Notes And Documents of Free Persons of Color is a book that details the lives of several groups labeled Free Persons of Color in Colonial Virginia. The subjects lives are chronicled through documents, excerpts from newspapers, military, and court records. The subjects lives were as varied as the areas they lived in. Some lived on Plantations, others in Rural, and Urban settings. All were governed by the laws, and statues passed by the Virginia assembly.
Writer Anita Wills specializes in colonial Virginia's Free Persons of Color. Her book is published by Heritage Books. Notes And Documents of Free Persons of Color first appears in Heritage Books' February 2003 Catalog.
One of the book's subjects is the Pinn family, who resided on Virginia's Eastern Shore. John Pinn II, fought at Yorktown with his father, brother, and Uncle. John moved to Massachusetts after his service, and filed for a pension when he was over eighty years old. In his pension record Pinn states that his mother was Cherokee, and his father Mustee. This is one of the few remaining records detailing the racial makeup of the Pinn family. John fought at Yorktown along with his brothers Billy, and James, his father Robert Pinn, and his Uncle Rawley Pinn.
Rawley Pinn marched from Amherst County with his unit, and met with Marquis de Lafayette, before marching to Williamsburg. From Williamsburg the men joined Washington at Yorktown. The Amherst County unit was made up of members who would become Tri Racial Isolates. They settled in the mountains of Virginia, in Amherst, Nelson, Bedford, Buckingham, and surrounding counties. They were the ones who Plecker targeted, in the early 1900's. Even though most had never been slaves they were required to register in the Free Negro Registry in Amherst County.
The Bowdens, Mary and Patty, were Indentured Servants to George Washington's family. They resided in Westmoreland County on the Plantation known as Pope's Creek (now George Washington Birthplace). Mary (born 1730, died after 1810), and Patty (born 1750, died 1830), were mother and daughter. Because of their mixed raced status, the women were under a thirty year indenture, set by the law of Virginia. In 1737, Augustine Washington Junior, appeared in the Westmoreland County Courthouse, with a Mulatto Girl named "Mol". She was adjudged to be seven years old, and Mulatto, and therefore under the jurisdiction of the court. Mol was indentured out to Augustine Washington Senior (George Washington's father) for thirty years.

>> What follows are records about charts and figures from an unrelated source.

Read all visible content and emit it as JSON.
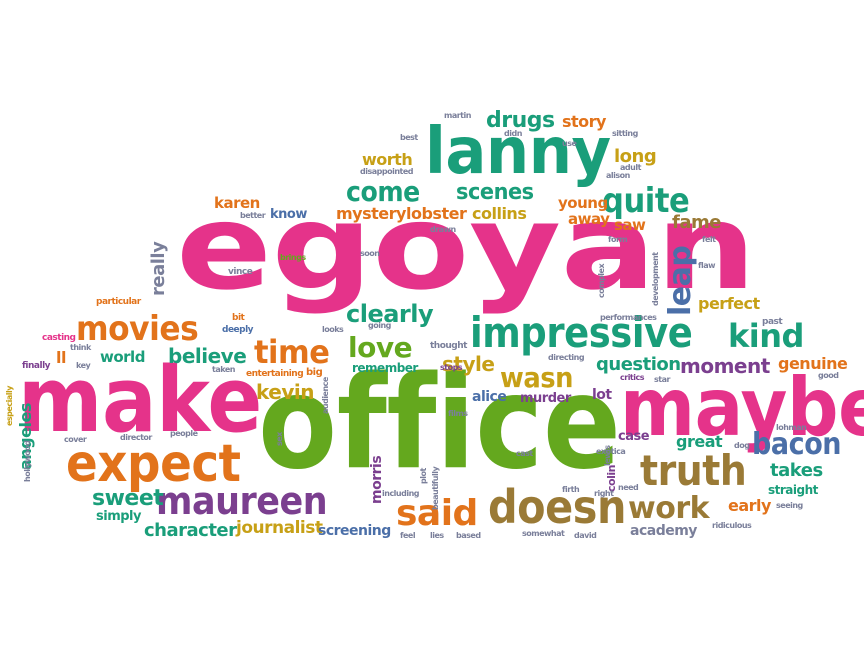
{
  "palette": {
    "pink": "#e5338a",
    "green": "#64a81e",
    "teal": "#1a9e7a",
    "orange": "#e2731b",
    "purple": "#7b3f8f",
    "gold": "#c7a016",
    "brown": "#9a7a36",
    "blue": "#4b6fa8",
    "slate": "#7a7f9a"
  },
  "words": {
    "egoyan": "egoyan",
    "office": "office",
    "make": "make",
    "maybe": "maybe",
    "lanny": "lanny",
    "impressive": "impressive",
    "expect": "expect",
    "maureen": "maureen",
    "doesn": "doesn",
    "truth": "truth",
    "movies": "movies",
    "said": "said",
    "time": "time",
    "quite": "quite",
    "come": "come",
    "scenes": "scenes",
    "drugs": "drugs",
    "leap": "leap",
    "love": "love",
    "kind": "kind",
    "bacon": "bacon",
    "work": "work",
    "wasn": "wasn",
    "clearly": "clearly",
    "believe": "believe",
    "style": "style",
    "question": "question",
    "moment": "moment",
    "kevin": "kevin",
    "sweet": "sweet",
    "character": "character",
    "journalist": "journalist",
    "story": "story",
    "long": "long",
    "worth": "worth",
    "mystery": "mystery",
    "lobster": "lobster",
    "collins": "collins",
    "young": "young",
    "away": "away",
    "saw": "saw",
    "fame": "fame",
    "perfect": "perfect",
    "genuine": "genuine",
    "great": "great",
    "takes": "takes",
    "early": "early",
    "academy": "academy",
    "world": "world",
    "really": "really",
    "karen": "karen",
    "know": "know",
    "angeles": "angeles",
    "simply": "simply",
    "screening": "screening",
    "morris": "morris",
    "alice": "alice",
    "murder": "murder",
    "lot": "lot",
    "case": "case",
    "remember": "remember",
    "straight": "straight",
    "colin": "colin",
    "ll": "ll",
    "bit": "bit",
    "vince": "vince",
    "brings": "brings",
    "drawn": "drawn",
    "particular": "particular",
    "casting": "casting",
    "deeply": "deeply",
    "looks": "looks",
    "going": "going",
    "thought": "thought",
    "performances": "performances",
    "past": "past",
    "finally": "finally",
    "think": "think",
    "key": "key",
    "taken": "taken",
    "entertaining": "entertaining",
    "big": "big",
    "audience": "audience",
    "stops": "stops",
    "directing": "directing",
    "critics": "critics",
    "star": "star",
    "good": "good",
    "especially": "especially",
    "hollywood": "hollywood",
    "cover": "cover",
    "director": "director",
    "people": "people",
    "sex": "sex",
    "plot": "plot",
    "beautifully": "beautifully",
    "films": "films",
    "cast": "cast",
    "exotica": "exotica",
    "lewis": "lewis",
    "dog": "dog",
    "lohman": "lohman",
    "secret": "secret",
    "seeing": "seeing",
    "ridiculous": "ridiculous",
    "firth": "firth",
    "right": "right",
    "need": "need",
    "including": "including",
    "feel": "feel",
    "lies": "lies",
    "based": "based",
    "somewhat": "somewhat",
    "david": "david",
    "martin": "martin",
    "best": "best",
    "didn": "didn",
    "disappointed": "disappointed",
    "use": "use",
    "sitting": "sitting",
    "alison": "alison",
    "adult": "adult",
    "better": "better",
    "soon": "soon",
    "form": "form",
    "felt": "felt",
    "complex": "complex",
    "development": "development",
    "flaw": "flaw"
  }
}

Mol (Mary Bowden), was born about 1730, which meant she was two years older than George. At the time he received Mary's indenture, Augustine Senior was married to his second wife, Mary Ball Washington, George's mother. George five years old at the time, and resided at Popes' Creek, a Plantation purchased by his Grandfather. He had several step brothers, including Augustine Junior, who would inherit Mary Bowdens' Indenture.
Another family chronicled is Charles and Ambrose Lewis, brothers who both served in the Revolutionary War, out of Fredericksburg. The brothers were Seamen on the Galley Page, and the Dragon Ship. After his war service Ambrose Lewis resided in Alexandria, living in the Olde towne District. He mentioed living in Alexandria in his pension application, and stated that he, and his ten year old son, both lived in Alexandria. Several slaves manumitted by Charles Lewis moved to Alexandria, including Ambrose wife Fanny. Their manumission papers are on file in Alexandria's Free Negro Registry. After his service Charles moved to the Rockets Landing area of Richmond. He is listed in the 1783 census, as a Mulatto, and a landowner.
Virginia is important because much of the Western Movement began in that region. The drives to resettle Natives in Oklahoma, and other parts west began in Virginia. Many of the early laws governing our country came out of Colonial Virginia. This book delves into the lives of those who were most affected by those early laws.